Venez voir sa seconde toile, la Vierge enfant ayant la vision de la croix...
Vous paraît-elle de la même main?
Saurel examina attentivement la gracieuse figure, pensivement
agenouillée et recueillie :
— Certainement, dit-il, l’artiste qni a fait dans la même année
deux toiles aussi différentes, a de l’étoffe; pourtant, je n’ai pas de
peine à le retrouver dans les deux. Il a une façon à lui de traiter ses
tons, de manier la gamme des nuances, de comprendre l’attitude et de
calculer l'effet d’ensemble. J’y trouve même un certain maniérisme...

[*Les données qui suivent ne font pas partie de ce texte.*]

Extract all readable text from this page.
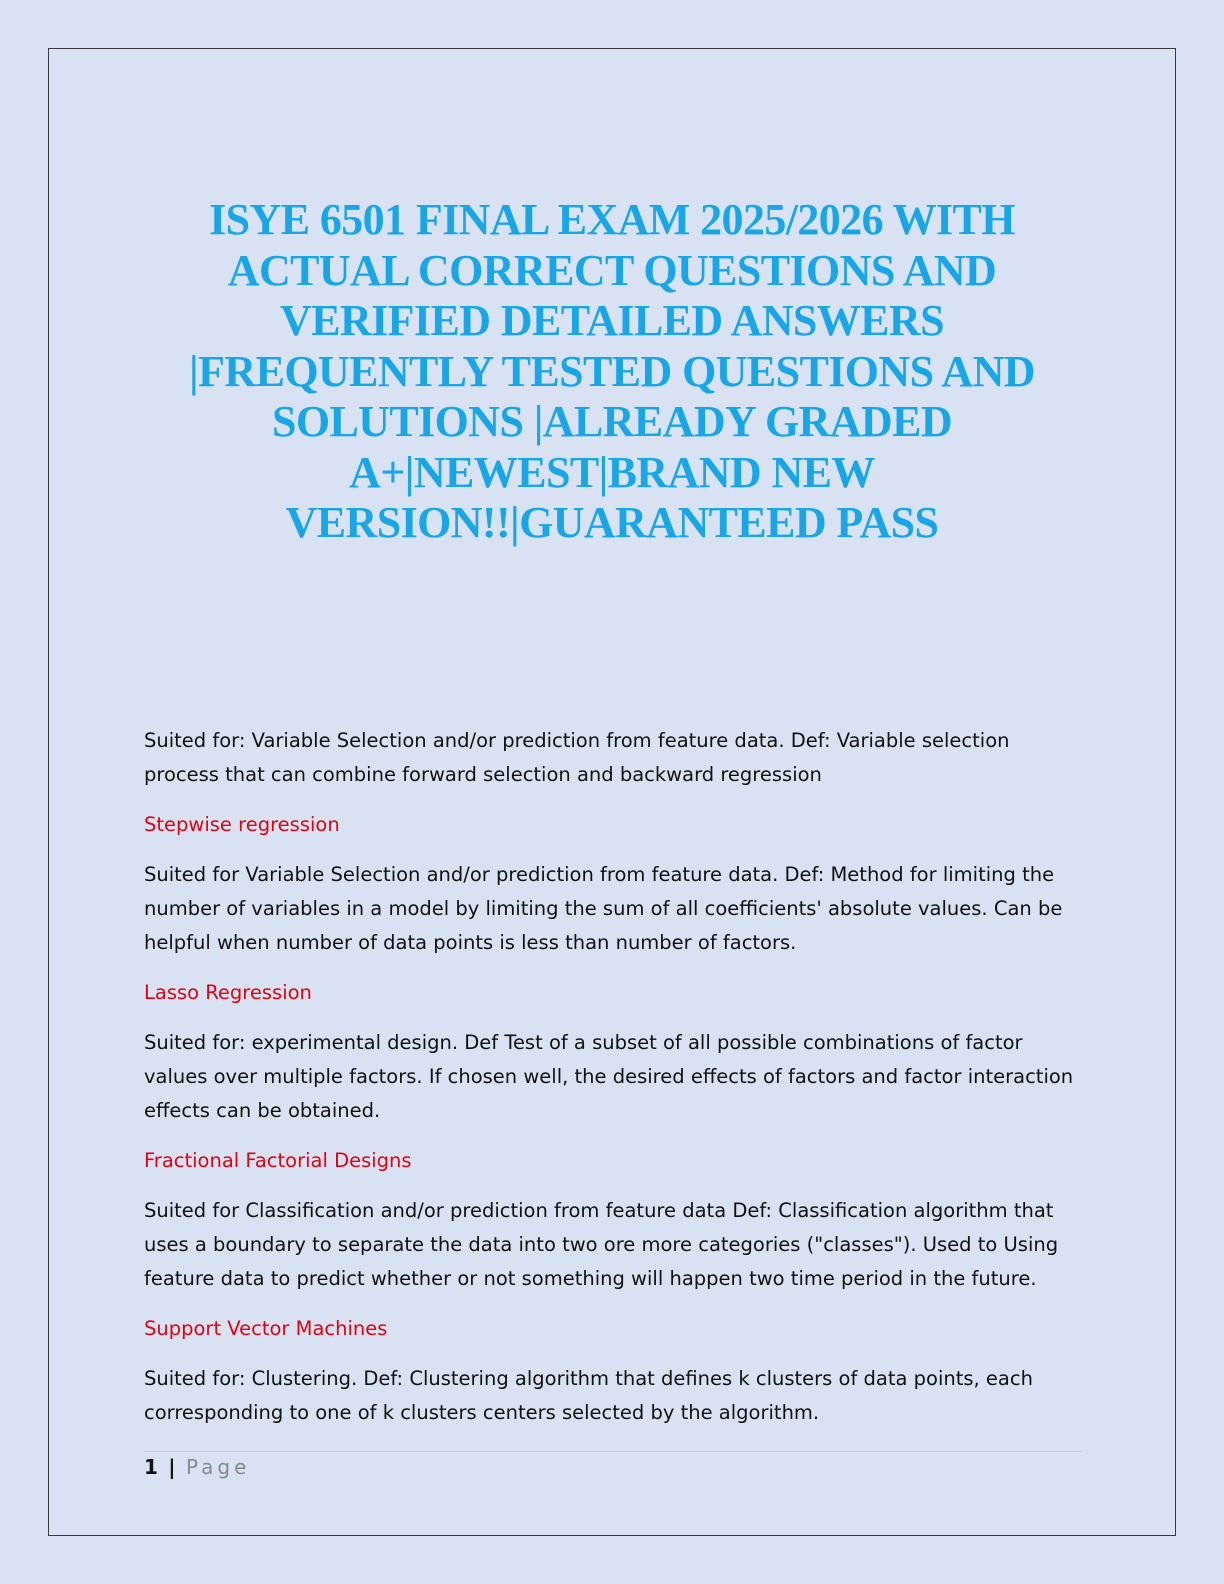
ISYE 6501 FINAL EXAM 2025/2026 WITH ACTUAL CORRECT QUESTIONS AND VERIFIED DETAILED ANSWERS |FREQUENTLY TESTED QUESTIONS AND SOLUTIONS |ALREADY GRADED A+|NEWEST|BRAND NEW VERSION!!|GUARANTEED PASS

Suited for: Variable Selection and/or prediction from feature data. Def: Variable selection process that can combine forward selection and backward regression

Stepwise regression

Suited for Variable Selection and/or prediction from feature data. Def: Method for limiting the number of variables in a model by limiting the sum of all coefficients' absolute values. Can be helpful when number of data points is less than number of factors.

Lasso Regression

Suited for: experimental design. Def Test of a subset of all possible combinations of factor values over multiple factors. If chosen well, the desired effects of factors and factor interaction effects can be obtained.

Fractional Factorial Designs

Suited for Classification and/or prediction from feature data Def: Classification algorithm that uses a boundary to separate the data into two ore more categories ("classes"). Used to Using feature data to predict whether or not something will happen two time period in the future.

Support Vector Machines

Suited for: Clustering. Def: Clustering algorithm that defines k clusters of data points, each corresponding to one of k clusters centers selected by the algorithm.

1 | Page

— Un maniérisme charmant, sans affectation, tout moderne.
— C’est vrai, ce maniérisme est une qualité; mais il peut devenir
un défaut.
— Oh! je vous en prie, tenons-nous-en à ce que nous voyons, ne
nous amusons pas à escompter l’avenir des artistes. Pour ma part, je
ne veux pas gâter par des prévisions qui, je l’espère bien, ne se
réaliseront pas, le plaisir que me fait cette exquise composition. Car
je l’aime autant que l’autre. Il n’y a pas jusqu’à l’uniformité de la
couleur qui ne me ravisse. Et surtout, je me plais au sentiment par-
ticulier qu’elle dégage : c’est religieux et c’est poétique, c’est reli-
gieux... comme on peut l’être aujourd'hui, sans foi peut-être, en
dehors de la tradition orthodoxe, en dehors de l’idée habituelle
qu’on se fait des personnages sacrés, par rêverie, par dilettantisme.
Mais, je vous le disais tout à l’heure, et il faut que je vous le répète,
et j’aurai l’occasion de vous le répéter encore, ce sentiment religieux,
incomplet, peut-être factice, qui souffle depuis quelques années, nous
rafraîchit l’âme, rend une jeunesse à nos pensées, nous arrache au
matérialisme où notre art et notre littérature ont failli sombrer. Et
ici, pouvez-vous méconnaître qu’il soutient la main de l’artiste?...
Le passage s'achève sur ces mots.